Really, I think the problem is the motor that you have in that car (with the turbo). I think you should put it in my car to see if it solves your problem

:D

haha i'll think about it ;)

yeah i dont think its the ball joints on the control arms which is reassuring - i just dont like doing those... and i didnt see the urethane mount moving at all, which re-establishes my faith in the grunt units

russiankid
09-15-2008, 10:14 PM
I have Lamfoerder tie rods and they work great. They come painted black, so they won't rust which is a plus.

632 Regal
09-16-2008, 12:23 AM
go under the front with a helper turning the wheel back and forth lightly and isolate the play. As for replacing things... you know the BMW rules, replace all tie rods and the links at once (Lemforder), drag link if needed (TRW is good), idler seldom wears but is possible. Ball joints you should hear a low clunk at slow speeds jabbing the brakes forward and reverse. Also since you are using them hard ass poly bushings check if the bolt holes have elongated yet or if it tore the attachment perch away from the mount area.

filip00
09-16-2008, 08:50 AM
offtopic....jon when are we finally to see your ride pics? how it looks now :)

Tiger
09-16-2008, 08:50 AM
The lower control arm ball joint thunk nose should be able to be heard under braking... usually only on American car... not BMW. For BMW, driving down or up the driveway from street is sure fire way to hear the thunk. However, this will also reveal the steering thunk too.

I changed my complete steering with Meyle and when I drove down the driveway to street... there was a cluck thunk sound... turns out to be the right lower control arm.
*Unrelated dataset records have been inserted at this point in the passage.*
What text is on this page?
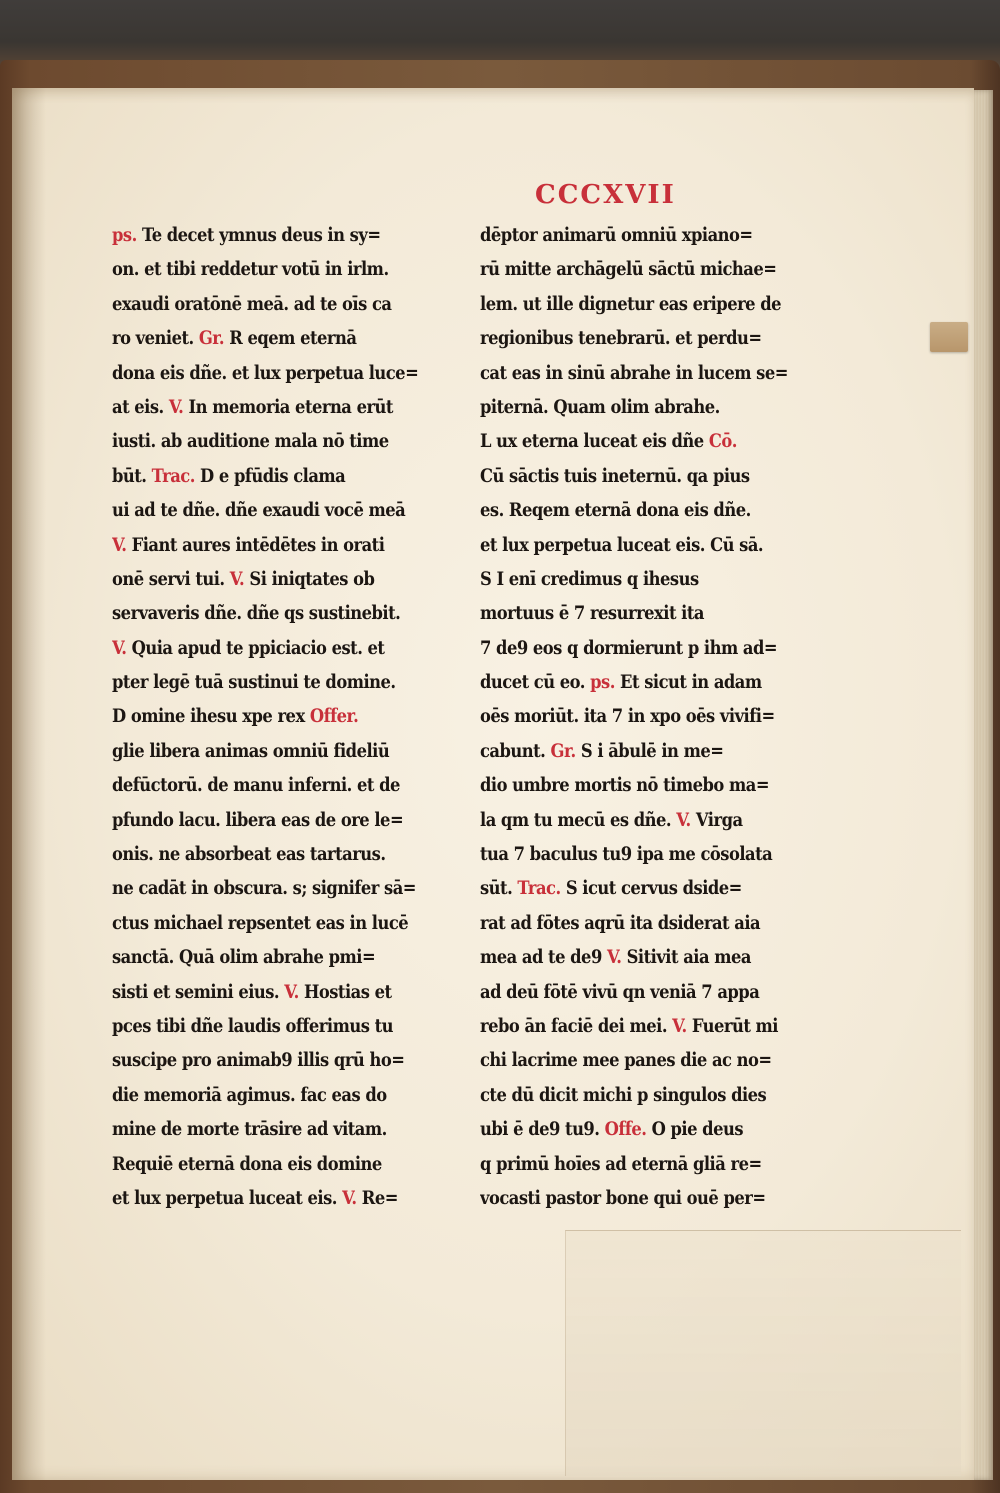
CCCXVII
ps. Te decet ymnus deus in sy=
on. et tibi reddetur votū in irlm.
exaudi oratōnē meā. ad te oīs ca
ro veniet. Gr. R eqem eternā
dona eis dñe. et lux perpetua luce=
at eis. V. In memoria eterna erūt
iusti. ab auditione mala nō time
būt. Trac. D e pfūdis clama
ui ad te dñe. dñe exaudi vocē meā
V. Fiant aures intēdētes in orati
onē servi tui. V. Si iniqtates ob
servaveris dñe. dñe qs sustinebit.
V. Quia apud te ppiciacio est. et
pter legē tuā sustinui te domine.
D omine ihesu xpe rex Offer.
glie libera animas omniū fideliū
defūctorū. de manu inferni. et de
pfundo lacu. libera eas de ore le=
onis. ne absorbeat eas tartarus.
ne cadāt in obscura. s; signifer sā=
ctus michael repsentet eas in lucē
sanctā. Quā olim abrahe pmi=
sisti et semini eius. V. Hostias et
pces tibi dñe laudis offerimus tu
suscipe pro animab9 illis qrū ho=
die memoriā agimus. fac eas do
mine de morte trāsire ad vitam.
Requiē eternā dona eis domine
et lux perpetua luceat eis. V. Re=
dēptor animarū omniū xpiano=
rū mitte archāgelū sāctū michae=
lem. ut ille dignetur eas eripere de
regionibus tenebrarū. et perdu=
cat eas in sinū abrahe in lucem se=
piternā. Quam olim abrahe.
L ux eterna luceat eis dñe Cō.
Cū sāctis tuis ineternū. qa pius
es. Reqem eternā dona eis dñe.
et lux perpetua luceat eis. Cū sā.
S I enī credimus q ihesus
mortuus ē 7 resurrexit ita
7 de9 eos q dormierunt p ihm ad=
ducet cū eo. ps. Et sicut in adam
oēs moriūt. ita 7 in xpo oēs vivifi=
cabunt. Gr. S i ābulē in me=
dio umbre mortis nō timebo ma=
la qm tu mecū es dñe. V. Virga
tua 7 baculus tu9 ipa me cōsolata
sūt. Trac. S icut cervus dside=
rat ad fōtes aqrū ita dsiderat aia
mea ad te de9 V. Sitivit aia mea
ad deū fōtē vivū qn veniā 7 appa
rebo ān faciē dei mei. V. Fuerūt mi
chi lacrime mee panes die ac no=
cte dū dicit michi p singulos dies
ubi ē de9 tu9. Offe. O pie deus
q primū hoīes ad eternā gliā re=
vocasti pastor bone qui ouē per=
Steering thunk is easy to do... with engine off, key to on position... wiggle the steering left and right... a clunk thunk sound is definitely sure fire way to tell.

I am not a fan of just replacing one or two bad parts... change them all... it is only $150 or less a complete set. If you have over 100,000 miles on the car, change them all.

Jon K
09-16-2008, 12:13 PM
offtopic....jon when are we finally to see your ride pics? how it looks now :)
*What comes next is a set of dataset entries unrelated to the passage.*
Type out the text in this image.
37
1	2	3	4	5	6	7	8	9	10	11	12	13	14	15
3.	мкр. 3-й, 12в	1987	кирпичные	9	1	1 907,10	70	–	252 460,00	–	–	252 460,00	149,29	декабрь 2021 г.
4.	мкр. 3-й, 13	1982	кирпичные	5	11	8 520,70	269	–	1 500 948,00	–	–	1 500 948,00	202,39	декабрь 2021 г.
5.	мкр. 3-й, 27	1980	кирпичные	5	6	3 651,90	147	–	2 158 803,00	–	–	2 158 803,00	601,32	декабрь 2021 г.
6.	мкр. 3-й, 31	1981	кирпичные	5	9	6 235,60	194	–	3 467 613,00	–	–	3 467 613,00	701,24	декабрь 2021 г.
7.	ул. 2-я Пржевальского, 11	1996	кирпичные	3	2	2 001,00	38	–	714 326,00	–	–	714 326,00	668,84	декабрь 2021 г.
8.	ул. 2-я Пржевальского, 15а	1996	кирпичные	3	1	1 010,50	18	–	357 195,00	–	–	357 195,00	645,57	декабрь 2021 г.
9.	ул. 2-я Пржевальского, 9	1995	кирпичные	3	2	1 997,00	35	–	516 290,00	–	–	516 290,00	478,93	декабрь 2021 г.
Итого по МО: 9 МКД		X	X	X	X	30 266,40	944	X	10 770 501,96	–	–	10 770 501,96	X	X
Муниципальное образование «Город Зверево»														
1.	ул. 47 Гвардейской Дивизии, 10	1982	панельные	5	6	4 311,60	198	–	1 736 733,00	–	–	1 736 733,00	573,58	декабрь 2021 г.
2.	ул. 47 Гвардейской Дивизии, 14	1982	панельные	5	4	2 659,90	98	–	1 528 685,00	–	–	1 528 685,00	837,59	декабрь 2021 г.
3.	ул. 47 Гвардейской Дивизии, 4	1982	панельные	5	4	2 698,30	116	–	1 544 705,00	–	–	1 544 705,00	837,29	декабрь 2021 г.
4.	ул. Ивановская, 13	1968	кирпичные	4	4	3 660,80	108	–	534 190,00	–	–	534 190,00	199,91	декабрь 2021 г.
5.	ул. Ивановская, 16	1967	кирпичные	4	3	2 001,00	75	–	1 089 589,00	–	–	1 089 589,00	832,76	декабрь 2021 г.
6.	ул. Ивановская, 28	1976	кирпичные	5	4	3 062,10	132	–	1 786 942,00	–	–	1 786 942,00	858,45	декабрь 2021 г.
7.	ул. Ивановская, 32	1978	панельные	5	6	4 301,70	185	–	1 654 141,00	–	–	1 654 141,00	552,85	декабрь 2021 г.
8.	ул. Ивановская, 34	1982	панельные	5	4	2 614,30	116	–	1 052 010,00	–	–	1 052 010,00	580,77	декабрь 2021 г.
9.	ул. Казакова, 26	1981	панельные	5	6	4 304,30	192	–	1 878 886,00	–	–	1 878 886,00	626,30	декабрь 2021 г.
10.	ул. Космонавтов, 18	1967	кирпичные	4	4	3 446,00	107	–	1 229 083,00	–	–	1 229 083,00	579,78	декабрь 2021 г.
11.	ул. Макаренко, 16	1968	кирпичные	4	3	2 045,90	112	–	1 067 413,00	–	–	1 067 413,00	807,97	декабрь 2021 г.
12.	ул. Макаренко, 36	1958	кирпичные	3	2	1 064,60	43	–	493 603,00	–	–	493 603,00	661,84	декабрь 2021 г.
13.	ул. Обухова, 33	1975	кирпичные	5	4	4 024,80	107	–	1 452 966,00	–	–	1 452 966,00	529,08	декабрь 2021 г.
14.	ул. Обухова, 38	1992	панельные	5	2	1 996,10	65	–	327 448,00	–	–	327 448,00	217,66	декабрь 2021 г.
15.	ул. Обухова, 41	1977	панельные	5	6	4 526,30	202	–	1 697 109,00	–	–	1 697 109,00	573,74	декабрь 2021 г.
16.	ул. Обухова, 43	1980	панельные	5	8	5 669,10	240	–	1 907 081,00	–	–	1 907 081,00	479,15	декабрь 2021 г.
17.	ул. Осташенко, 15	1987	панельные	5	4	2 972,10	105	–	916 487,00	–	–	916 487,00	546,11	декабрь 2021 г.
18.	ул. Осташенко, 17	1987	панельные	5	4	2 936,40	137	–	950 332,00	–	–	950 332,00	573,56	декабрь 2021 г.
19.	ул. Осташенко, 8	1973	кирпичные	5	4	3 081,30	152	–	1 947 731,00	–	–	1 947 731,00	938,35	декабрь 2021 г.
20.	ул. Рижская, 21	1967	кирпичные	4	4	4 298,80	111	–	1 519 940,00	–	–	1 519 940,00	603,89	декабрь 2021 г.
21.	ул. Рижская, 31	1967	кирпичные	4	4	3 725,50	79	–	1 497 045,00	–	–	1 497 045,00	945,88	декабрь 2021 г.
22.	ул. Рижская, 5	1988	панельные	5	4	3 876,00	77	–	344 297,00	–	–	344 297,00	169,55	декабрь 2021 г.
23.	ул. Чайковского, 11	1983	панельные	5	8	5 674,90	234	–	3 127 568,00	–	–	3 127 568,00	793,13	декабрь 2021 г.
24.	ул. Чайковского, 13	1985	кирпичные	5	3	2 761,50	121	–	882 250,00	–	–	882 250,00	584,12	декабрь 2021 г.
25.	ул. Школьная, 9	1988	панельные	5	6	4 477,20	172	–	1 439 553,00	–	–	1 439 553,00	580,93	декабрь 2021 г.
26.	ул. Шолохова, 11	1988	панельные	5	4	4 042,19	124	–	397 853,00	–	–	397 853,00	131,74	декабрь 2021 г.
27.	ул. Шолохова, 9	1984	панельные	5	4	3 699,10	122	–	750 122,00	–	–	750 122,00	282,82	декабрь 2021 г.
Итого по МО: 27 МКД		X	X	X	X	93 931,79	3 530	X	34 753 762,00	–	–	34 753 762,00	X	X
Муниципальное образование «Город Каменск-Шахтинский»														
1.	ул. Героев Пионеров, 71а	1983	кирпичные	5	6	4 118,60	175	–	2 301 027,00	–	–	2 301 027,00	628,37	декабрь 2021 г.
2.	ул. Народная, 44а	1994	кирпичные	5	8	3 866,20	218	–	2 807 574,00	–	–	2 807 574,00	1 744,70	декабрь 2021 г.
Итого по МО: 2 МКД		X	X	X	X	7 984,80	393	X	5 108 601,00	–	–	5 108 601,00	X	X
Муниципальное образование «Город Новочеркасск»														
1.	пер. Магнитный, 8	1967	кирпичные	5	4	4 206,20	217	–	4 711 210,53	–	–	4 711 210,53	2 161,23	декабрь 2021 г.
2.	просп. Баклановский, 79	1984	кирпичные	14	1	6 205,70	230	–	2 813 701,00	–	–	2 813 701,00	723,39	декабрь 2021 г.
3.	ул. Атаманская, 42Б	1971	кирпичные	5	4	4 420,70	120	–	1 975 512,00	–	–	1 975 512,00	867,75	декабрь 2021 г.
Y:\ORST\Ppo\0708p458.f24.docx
I posted a bunch of pics I thought. I drove it to work today - looking at it right now out the window :)

Meyle is ok? Eh I did a price search and Lemforder parts will be about $300 for all the linkages. I am thinking that's the way to go..

russiankid
09-16-2008, 12:50 PM
I posted a bunch of pics I thought. I drove it to work today - looking at it right now out the window :)
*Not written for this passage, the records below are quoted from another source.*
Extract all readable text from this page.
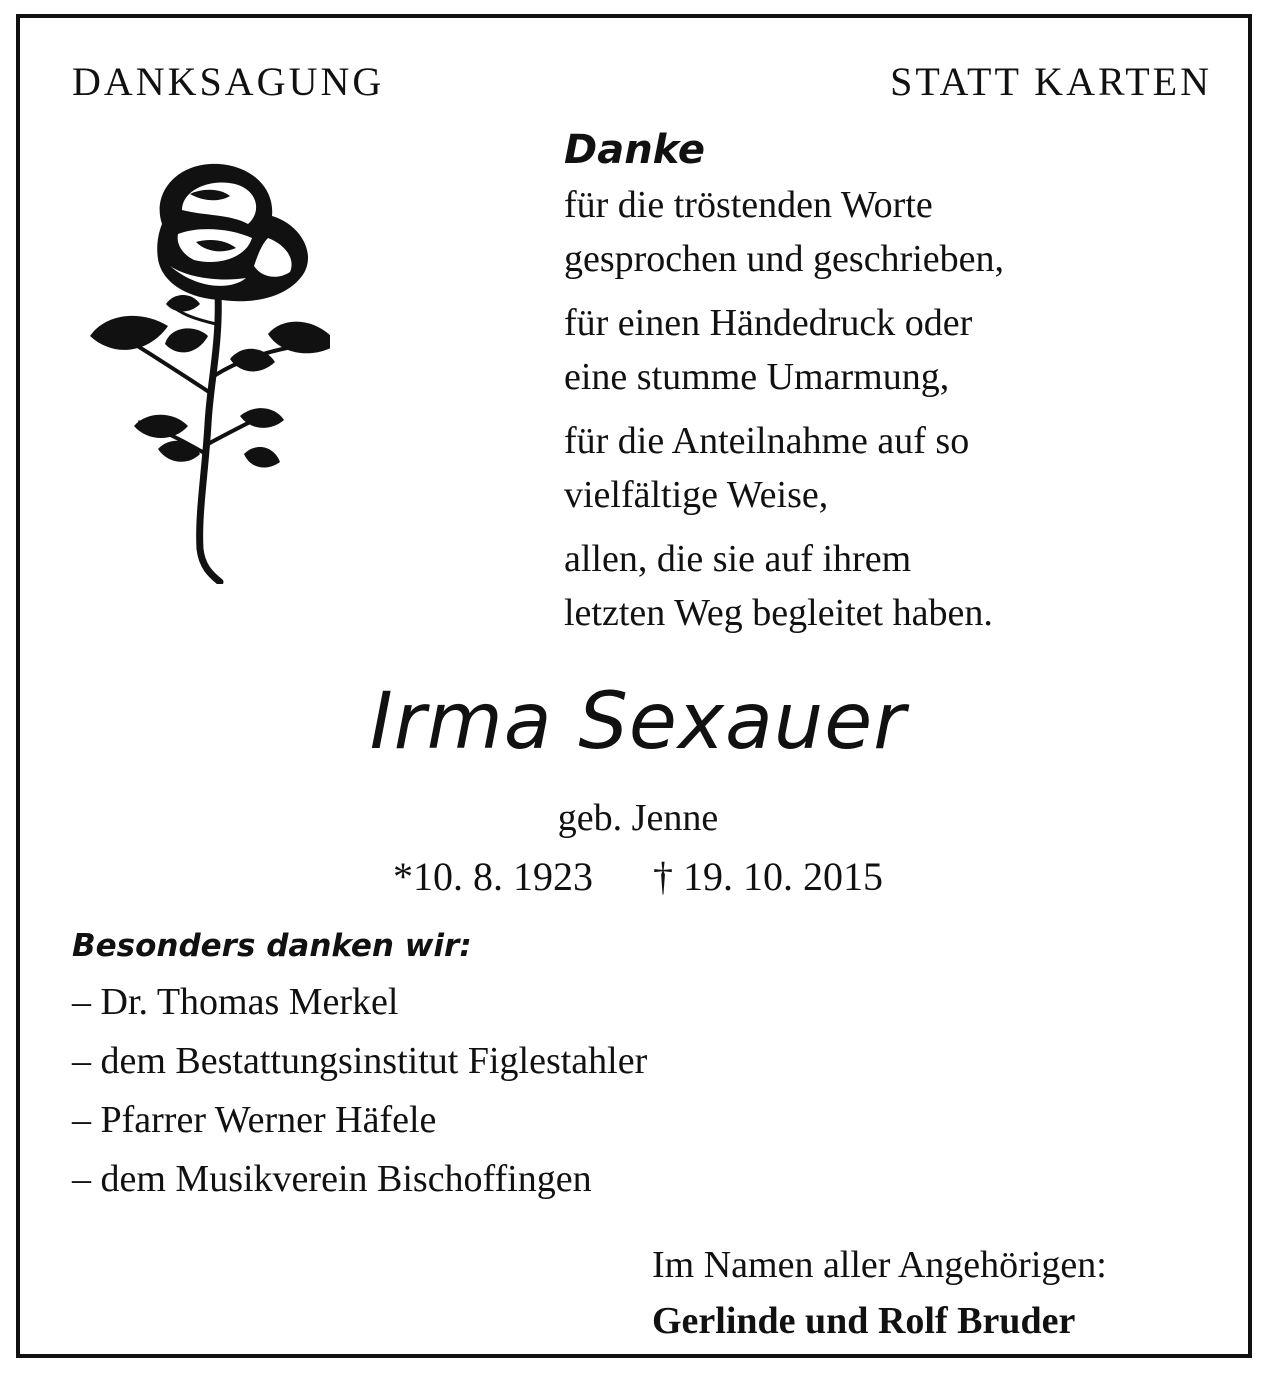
DANKSAGUNG	STATT KARTEN

Danke

für die tröstenden Worte
gesprochen und geschrieben,

für einen Händedruck oder
eine stumme Umarmung,

für die Anteilnahme auf so
vielfältige Weise,

allen, die sie auf ihrem
letzten Weg begleitet haben.

Irma Sexauer
geb. Jenne
*10. 8. 1923 † 19. 10. 2015
Besonders danken wir:
– Dr. Thomas Merkel
– dem Bestattungsinstitut Figlestahler
– Pfarrer Werner Häfele
– dem Musikverein Bischoffingen
Im Namen aller Angehörigen:
Gerlinde und Rolf Bruder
Meyle is ok? Eh I did a price search and Lemforder parts will be about $300 for all the linkages. I am thinking that's the way to go..

From what I hear, Meyle parts are a hit and miss. Go with Lamfoerder and forget about it.

Jon K
09-16-2008, 12:57 PM
Fogetta bout it

What sucks is I prob drove 25 miles today... didnt get the shimmy even once. WTf

Tiger
09-16-2008, 05:02 PM
Jon, Whoa! The prices has gone up for suspension parts... $128 each for thrust arm? I paid $160 for a pair with 750iL bushings pressed in... heh heh... that was like 6 years ago, but installed 4 years ago.

AutohausAZ has Meyle tie rods for $31 per side and they have Karilyn center for $55... I jsut did my steering and the car has aboiut 130,000 miles. I find the center link to be in good shape (TRW is factory supplier), but the tie rods are shot. So you can skip the center link if you want.

But seriously, the prices has gone up for steering parts. I don't recall spending that much for this all Meyle steering set. Actually I just looked it up at AutohausAZ... I paid $78 for center and $27 per tie rod. The Meyle I got is made in Germany... all of them.

russiankid
09-16-2008, 09:33 PM
$110 for Lamfoerder arms with 750 bushings on BMA.
http://www.bmaparts.com/item.wws?sku=31121141097KIT&itempk=52714&mfr=LEMFORDER&weight=5.50&cookieID=2GS1CBQ2B2GS1CBQ2A&clientid=bmaparts

Tiger
09-16-2008, 10:24 PM
Price for one?

Ferret
09-17-2008, 04:23 AM
Price for one?

Lemfoerder kit in the uk works out at approx:
Thrust arm, w/bush: ~$120US /side
Track, alu: ~$80US /side
Track, steel: ~$100 /side
Drops : ~$30 /side

Jon K
09-17-2008, 07:10 AM
Well, drove 68 miles on it so far since complaining about it... and I have no shimmy. Not a hint of it. Kind of confused. I think I'll take it up to the lift this weekend still and see if I can diagnose anything on it.